The Director of Education at Cloudera Offers an Insider View of Hadoop
DZone: How do you think that Hadoop (and Big Data processing / analytics) will impact the overall developer space over the next few years?
Sarah Sproehnle: We're seeing a tremendous investment in developers moving from traditional back end database development to the Hadoop space. Processes that used to be coded in PL/SQL or that relied on large in-memory state are now being written using Hadoop for data processing and HBase for real-time applications. A lot of applications that were built on top of databases, where developers struggled to fit non-relational paradigms into relational stores, are now being built more quickly and with access to data at any scale.
DZone: You covered some common implementations of Hadoop in your presentation - which of these do you think is the most innovative or interesting?
Sarah Sproehnle: A lot of people use Hadoop to do complex data processing such as billing mediation and transaction reconciliation. Similarly, Hadoop is a popular tool for recommendation engines and predictive modeling. At the forefront through is people building real-time interactive applications on top of HBase.
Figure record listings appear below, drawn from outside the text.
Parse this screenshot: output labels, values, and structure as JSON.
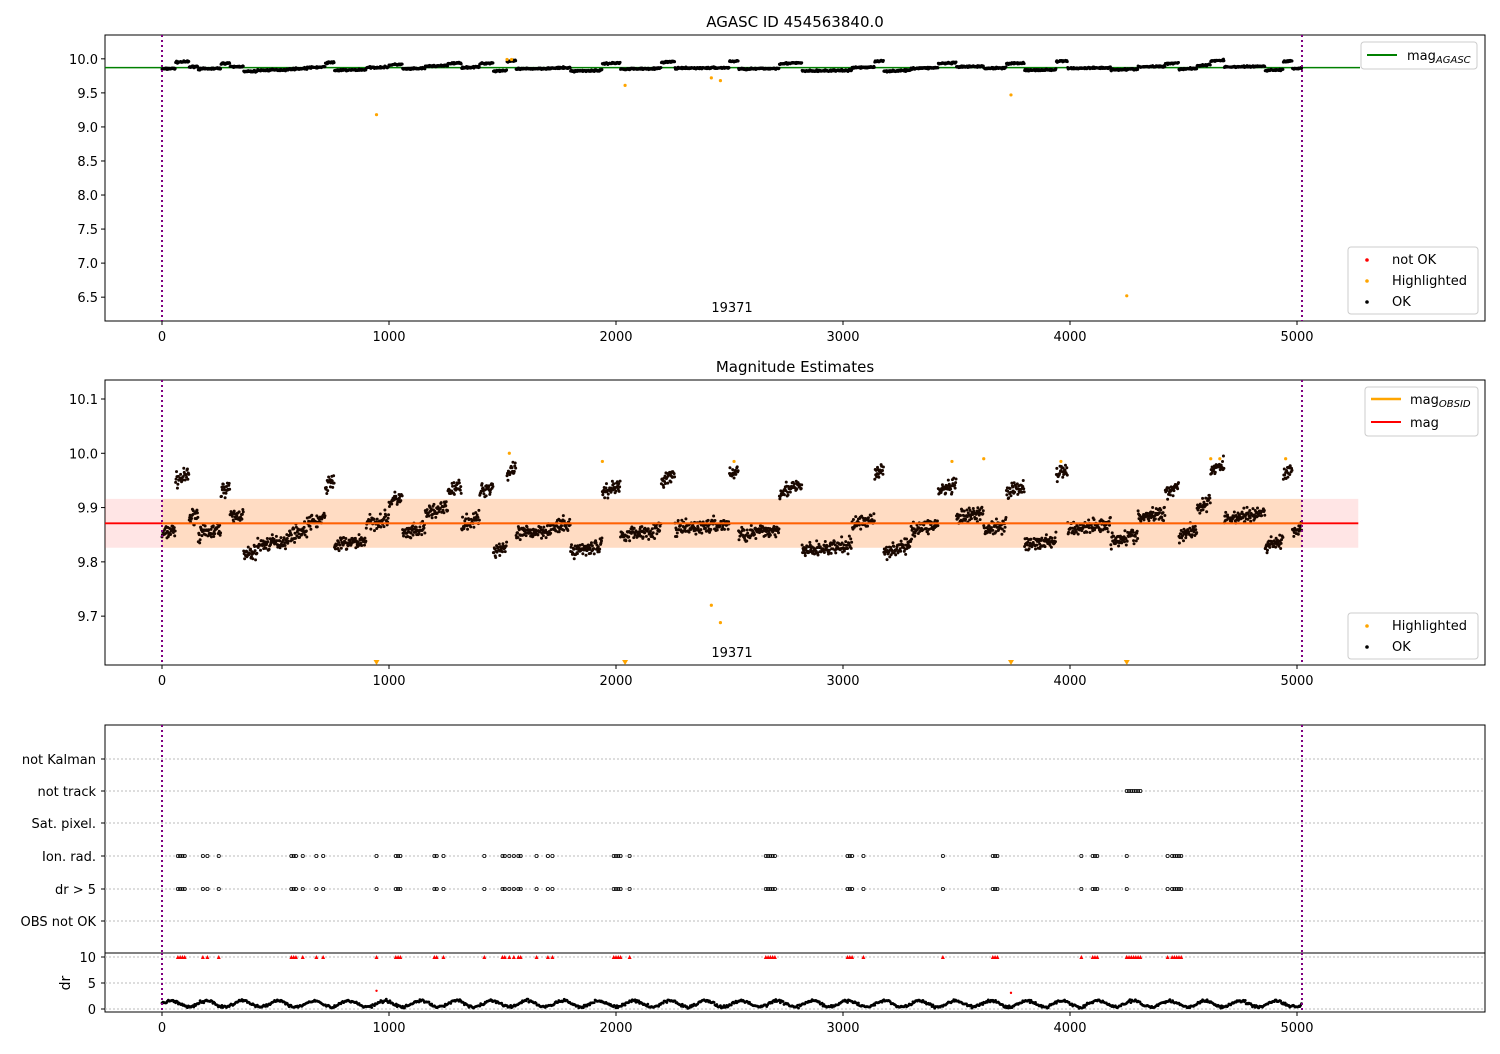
{
  "chart_data": [
    {
      "type": "scatter",
      "title": "AGASC ID 454563840.0",
      "xlim": [
        -250,
        5800
      ],
      "ylim": [
        6.15,
        10.35
      ],
      "xticks": [
        0,
        1000,
        2000,
        3000,
        4000,
        5000
      ],
      "yticks": [
        6.5,
        7.0,
        7.5,
        8.0,
        8.5,
        9.0,
        9.5,
        10.0
      ],
      "mag_agasc": 9.87,
      "obsid_label": "19371",
      "obsid_label_x": 2500,
      "obsid_bounds": [
        0,
        5022
      ],
      "legend_line": {
        "label": "mag",
        "sub": "AGASC",
        "color": "#008000"
      },
      "legend_points": [
        {
          "label": "not OK",
          "color": "#ff0000"
        },
        {
          "label": "Highlighted",
          "color": "#ffa500"
        },
        {
          "label": "OK",
          "color": "#000000"
        }
      ],
      "highlighted": [
        [
          945,
          9.18
        ],
        [
          1520,
          9.99
        ],
        [
          1540,
          9.99
        ],
        [
          2040,
          9.61
        ],
        [
          2420,
          9.72
        ],
        [
          2460,
          9.68
        ],
        [
          3740,
          9.47
        ],
        [
          4250,
          6.52
        ]
      ]
    },
    {
      "type": "scatter",
      "title": "Magnitude Estimates",
      "xlim": [
        -250,
        5800
      ],
      "ylim": [
        9.61,
        10.135
      ],
      "xticks": [
        0,
        1000,
        2000,
        3000,
        4000,
        5000
      ],
      "yticks": [
        9.7,
        9.8,
        9.9,
        10.0,
        10.1
      ],
      "mag": 9.871,
      "mag_band": [
        9.826,
        9.916
      ],
      "band_xlim": [
        -250,
        5270
      ],
      "obsid_label": "19371",
      "legend_lines": [
        {
          "label": "mag",
          "sub": "OBSID",
          "color": "#ffa500"
        },
        {
          "label": "mag",
          "sub": "",
          "color": "#ff0000"
        }
      ],
      "legend_points": [
        {
          "label": "Highlighted",
          "color": "#ffa500"
        },
        {
          "label": "OK",
          "color": "#000000"
        }
      ],
      "highlighted": [
        [
          1530,
          10.0
        ],
        [
          1940,
          9.985
        ],
        [
          2420,
          9.72
        ],
        [
          2460,
          9.688
        ],
        [
          2520,
          9.985
        ],
        [
          3480,
          9.985
        ],
        [
          3620,
          9.99
        ],
        [
          3960,
          9.985
        ],
        [
          4620,
          9.99
        ],
        [
          4660,
          9.99
        ],
        [
          4950,
          9.99
        ]
      ],
      "off_scale_markers": [
        945,
        2040,
        3740,
        4250
      ],
      "segments": [
        [
          0,
          60,
          9.85
        ],
        [
          60,
          120,
          9.95
        ],
        [
          120,
          160,
          9.88
        ],
        [
          160,
          260,
          9.85
        ],
        [
          260,
          300,
          9.93
        ],
        [
          300,
          360,
          9.88
        ],
        [
          360,
          420,
          9.81
        ],
        [
          420,
          560,
          9.83
        ],
        [
          560,
          640,
          9.85
        ],
        [
          640,
          720,
          9.87
        ],
        [
          720,
          760,
          9.94
        ],
        [
          760,
          900,
          9.83
        ],
        [
          900,
          1000,
          9.87
        ],
        [
          1000,
          1060,
          9.91
        ],
        [
          1060,
          1160,
          9.85
        ],
        [
          1160,
          1260,
          9.89
        ],
        [
          1260,
          1320,
          9.93
        ],
        [
          1320,
          1400,
          9.87
        ],
        [
          1400,
          1460,
          9.93
        ],
        [
          1460,
          1520,
          9.82
        ],
        [
          1520,
          1560,
          9.96
        ],
        [
          1560,
          1700,
          9.85
        ],
        [
          1700,
          1800,
          9.86
        ],
        [
          1800,
          1940,
          9.82
        ],
        [
          1940,
          2020,
          9.93
        ],
        [
          2020,
          2200,
          9.85
        ],
        [
          2200,
          2260,
          9.95
        ],
        [
          2260,
          2500,
          9.86
        ],
        [
          2500,
          2540,
          9.96
        ],
        [
          2540,
          2720,
          9.85
        ],
        [
          2720,
          2820,
          9.93
        ],
        [
          2820,
          3040,
          9.82
        ],
        [
          3040,
          3140,
          9.87
        ],
        [
          3140,
          3180,
          9.96
        ],
        [
          3180,
          3300,
          9.82
        ],
        [
          3300,
          3420,
          9.86
        ],
        [
          3420,
          3500,
          9.93
        ],
        [
          3500,
          3620,
          9.88
        ],
        [
          3620,
          3720,
          9.86
        ],
        [
          3720,
          3800,
          9.93
        ],
        [
          3800,
          3940,
          9.83
        ],
        [
          3940,
          3990,
          9.96
        ],
        [
          3990,
          4180,
          9.86
        ],
        [
          4180,
          4300,
          9.84
        ],
        [
          4300,
          4420,
          9.88
        ],
        [
          4420,
          4480,
          9.93
        ],
        [
          4480,
          4560,
          9.85
        ],
        [
          4560,
          4620,
          9.9
        ],
        [
          4620,
          4680,
          9.97
        ],
        [
          4680,
          4860,
          9.88
        ],
        [
          4860,
          4940,
          9.83
        ],
        [
          4940,
          4980,
          9.96
        ],
        [
          4980,
          5022,
          9.85
        ]
      ]
    },
    {
      "type": "scatter",
      "title": "",
      "xlim": [
        -250,
        5800
      ],
      "categories": [
        "not Kalman",
        "not track",
        "Sat. pixel.",
        "Ion. rad.",
        "dr > 5",
        "OBS not OK"
      ],
      "flags": {
        "not track": [
          4250,
          4260,
          4270,
          4280,
          4290,
          4300,
          4310
        ],
        "Ion. rad.": [
          70,
          80,
          90,
          100,
          180,
          200,
          250,
          570,
          580,
          590,
          620,
          680,
          710,
          945,
          1030,
          1040,
          1050,
          1200,
          1210,
          1240,
          1420,
          1500,
          1510,
          1530,
          1550,
          1570,
          1580,
          1650,
          1700,
          1720,
          1990,
          2000,
          2010,
          2020,
          2060,
          2660,
          2670,
          2680,
          2690,
          2700,
          3020,
          3030,
          3040,
          3090,
          3440,
          3660,
          3670,
          3680,
          4050,
          4100,
          4110,
          4120,
          4250,
          4430,
          4450,
          4460,
          4470,
          4480,
          4490
        ],
        "dr > 5": [
          70,
          80,
          90,
          100,
          180,
          200,
          250,
          570,
          580,
          590,
          620,
          680,
          710,
          945,
          1030,
          1040,
          1050,
          1200,
          1210,
          1240,
          1420,
          1500,
          1510,
          1530,
          1550,
          1570,
          1580,
          1650,
          1700,
          1720,
          1990,
          2000,
          2010,
          2020,
          2060,
          2660,
          2670,
          2680,
          2690,
          2700,
          3020,
          3030,
          3040,
          3090,
          3440,
          3660,
          3670,
          3680,
          4050,
          4100,
          4110,
          4120,
          4250,
          4430,
          4450,
          4460,
          4470,
          4480,
          4490
        ]
      },
      "ylabel": "dr",
      "dr_yticks": [
        0,
        5,
        10
      ],
      "dr_ylim": [
        -0.5,
        10.5
      ],
      "dr_outliers": [
        [
          945,
          3.5
        ],
        [
          3740,
          3.1
        ]
      ],
      "dr_level": 1.0
    }
  ]
}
These are driving both data serving (such as user profiles or POIs) and as the basis for incremental analytics where business can monitor how their systems are behaving in real-time.
DZone: What are some cool tools (or uses) of Hadoop in development or coming up that Java developers should be aware of?
We're seeing a lot of interest in higher level libraries that make Hadoop much more accessible to Java developers. For example Crunch (here and here and is a FlumeJava inspired library. We've been hearing some very positive feedback from Java developers who want a lot of the mechanics of MapReduce taken care of but don't want to write in Hive or Pig.